杜奇知道,作為丹鼎派的上一代掌門,林晚堂的修為雖然尚未達到元嬰,僅隻達到胎息後期之境,但由於功力醇厚精深,所修技藝又玄奧於普通武藝,因而在江湖中鮮逢對手,曾經名震一時,被譽為一代奇人,而此時卻被人所傷,不用想也知道那人絕非普通人,難免擔心他仍然不敵傷在那人手裏,為保護他才說出那番話,更欲讓他知難而退,因此,杜奇自然不會在意林晚堂這番言語,也未作任何解釋,隻是安然地磕了三個頭,隨即站起身來,眸光如炬,盯著此時仍安坐在不遠處,一個看上去年約三十五六的英俊漢子,淡淡地道:“趕快過來給我師父賠禮道歉,我可以饒你一命!”
見杜奇如此,林晚堂更顯焦急,怒喝道:“聽到沒有,我的事不要你管,趕快給我滾,滾得越遠越好!”

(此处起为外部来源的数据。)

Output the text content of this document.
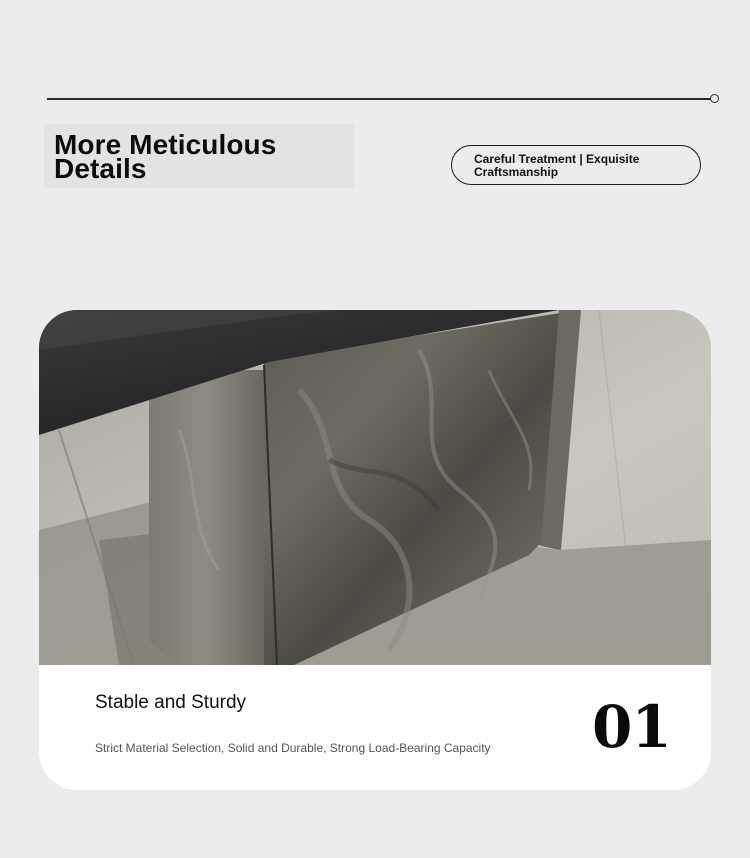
More Meticulous Details	Careful Treatment | Exquisite Craftsmanship
Stable and Sturdy
Strict Material Selection, Solid and Durable, Strong Load-Bearing Capacity 01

自杜奇現身以來,那人便一直靜靜地看著杜奇,神識也不停地在杜奇的身上掃來掃去,雖然略現訝色,卻是波瀾不驚,聽到杜奇的話,那人的神情依然十分平靜,也是淡淡地道:“他都不要你了,你何必還要為他出頭?不如跟我回去,我給你介紹一個高明的師父,保證讓你的修為迅速精進!”
文婉茹緩步走到杜奇身旁,聽到林晚堂的話,不由勸道:“師父不必擔心,他應付得了!”
被文婉茹道破心事,林晚堂不由微微怔了怔,此時此刻,他又哪能不擔心?隻是他現在毫無行動之能,不能親自出手將杜奇趕走,隻能在那裏幹著急。
聽到那人的話,杜奇不由心中一動,問道:“你是極樂宮的人?”
那人聞言也不由微微怔了怔,隨即似有些喜悅地道:“如果不是聽到你叫他師父,我都要認為你不是這個世界的人,你既然知道極樂宮,便應該知道另有更為廣闊的天地,正好,免得我多費唇舌來介紹,但我可以讓你知道,極樂宮與我們‘朝天門’相比,隻是一個不入流的門派,我邀你加入我們朝天門,乃是你的福份。”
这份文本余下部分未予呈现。